Jakarta, ANTARA JATENG - KPK memanggil mantan Team Leader Loan Work Out
(LWO)-I Asset Management Credit (AMC) Badan Penyehatan Perbankan
Nasional (BPPN) Thomas Maria sebagai saksi dalam perkara dugaan tindak
pidana korupsi pemberian Surat Keterangan Lunas (SKL) kepada Sjamsul
Nursalim terkait pinjaman Bantuan Likuiditas Bank Indonesia (BLBI).
"Thomas
Maria diperiksa sebagai saksi untuk tersangka SAT (Syafruddin Arsyad
Temenggung)," kata Juru Bicara KPK Febri Diansyah di Jakarta, Kamis.
Thomas Maria diketahui sudah pernah dipanggil sebelumnya pada 16 juni
2017 lalu. Ia adalah Team Leader LWO-I AMC BPPN pada 2000-2002.
Kemarin, KPK memanggil Direktur PT Gajah Tunggal Tbk Ferry Lawrentius
Hollen sehubungan dengan pemenuhan kewajiban penyerahan aset obligor
BLBI kepada BPPN, tapi Ferry tidak hadir tanpa keterangan.
KPK menetapkan mantan Kepala BPPN Syafruddin Arsyad Tumenggung
sebagai tersangka kasus dugaan tindak pidana korupsi dalam pemberian
Surat Keterangan Lunas (SKL) kepada Sjamsul Nursalim.
SKL diterbitkan berdasarkan Instruksi Presiden Nomor 8 Tahun 2002
tentang pemberian jaminan kepastian hukum kepada debitor yang telah
menyelesaikan kewajibannya atau tindakan hukum kepada debitor yang tidak
menyelesaikan kewajibannya berdasarkan pemeriksaan Penyelesaian
Kewajiban Pemegang Saham (PKPS).
Inpres itu dikeluarkan pada saat kepemimpinan Presiden Megawati yang
juga mendapat masukan dari Menteri Keuangan Boediono, Menteri
Koordinator Perekonomian Dorodjatun Kuntjara-djakti dan Menteri BUMN
Laksamana Sukardi. Berdasar Inpres tersebut, debitur BLBI dianggap sudah
menyelesaikan utang, meski baru melunasi 30 persen dari jumlah
kewajiban pemegang saham dalam bentuk tunai dan 70 persen dibayar dengan
sertifikat bukti hak kepada BPPN.
Syafruddin diduga mengusulkan pemberian Surat Pemenuhan Kewajiban
Pemegang Saham atau SKL kepada Sjamsul Nursalim selaku pemegang saham
atau pengendali Bank Dagang Negara Indonesia (BDNI) pada 2004.
Syafruddin mengusulkan SKL itu untuk disetujui Komite Kebijakan
Sektor Keuangan (KKSK) dengan melakukan perubahan atas proses ligitasi
kewajiban obligor menjadi restrukturisasi atas kewajiban penyerahan aset
oleh BDNI ke BPPN sebesar Rp4,8 triliun yang merupakan bagian dari
pinjaman BLBI.
Sehingga hasil restrukturisasinya adalah Rp1,1 triliun dapat
dikembalikan dan ditagihkan ke petani tambak sedangkan Rp3,7 triliun
tidak dilakukan pembahasan dalam proses restrukturisasi.
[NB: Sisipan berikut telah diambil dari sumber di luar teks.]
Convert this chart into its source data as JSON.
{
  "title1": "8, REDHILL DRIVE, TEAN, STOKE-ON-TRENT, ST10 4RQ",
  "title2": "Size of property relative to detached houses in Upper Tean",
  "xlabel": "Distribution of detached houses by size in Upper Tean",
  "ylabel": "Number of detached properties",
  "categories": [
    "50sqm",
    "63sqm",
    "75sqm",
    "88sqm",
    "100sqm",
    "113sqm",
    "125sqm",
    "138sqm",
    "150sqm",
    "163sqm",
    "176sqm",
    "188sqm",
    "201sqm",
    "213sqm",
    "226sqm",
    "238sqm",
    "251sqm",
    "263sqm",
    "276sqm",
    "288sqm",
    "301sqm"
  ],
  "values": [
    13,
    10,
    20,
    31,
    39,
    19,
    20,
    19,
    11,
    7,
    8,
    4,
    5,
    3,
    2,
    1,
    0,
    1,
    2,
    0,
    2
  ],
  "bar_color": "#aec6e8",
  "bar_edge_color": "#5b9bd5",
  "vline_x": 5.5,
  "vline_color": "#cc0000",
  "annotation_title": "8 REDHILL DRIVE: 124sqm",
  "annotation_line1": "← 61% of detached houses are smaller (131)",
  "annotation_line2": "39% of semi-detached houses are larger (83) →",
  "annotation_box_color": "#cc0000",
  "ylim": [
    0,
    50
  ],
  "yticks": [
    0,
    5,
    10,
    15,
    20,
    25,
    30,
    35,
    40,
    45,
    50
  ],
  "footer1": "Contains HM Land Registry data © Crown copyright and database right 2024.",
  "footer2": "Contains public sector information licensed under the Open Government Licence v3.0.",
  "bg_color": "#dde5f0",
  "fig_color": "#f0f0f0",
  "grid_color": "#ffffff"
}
Artinya ada
kewajiban BDNI sebesar Rp3,7 triliun yang belum ditagihkan dan menjadi
kerugian negara.
BLBI adalah skema bantuan (pinjaman) yang diberikan Bank Indonesia
kepada bank-bank yang mengalami masalah likuiditas saat krisis moneter
1998 di Indonesia. Skema untuk mengatasi masalah krisis ini dilakukan
berdasarkan perjanjian Indonesia dengan IMF.
Bank Indonesia sudah mengucurkan dana hingga lebih dari Rp144,5
triliun untuk 48 bank yang bermasalah agar dapat mengatasi krisis
tersebut. Namun penggunaan pinjaman ternyata tidak sesuai dengan
ketentuan sehingga negara dinyatakan merugi hingga sebesar Rp 138,4
triliun karena dana yang dipinjamkan tidak dikembalikan.
Terkait dugaan penyimpangan dana tersebut, sejumlah debitur kemudian
diproses secara hukum oleh Kejaksaan Agung tapi Kejaksaan mengeluarkan
Surat Perintah Penghentian Penyidikan (SP3) kepada para debitur dengan
dasar SKL yang diterbitkan oleh BPPN.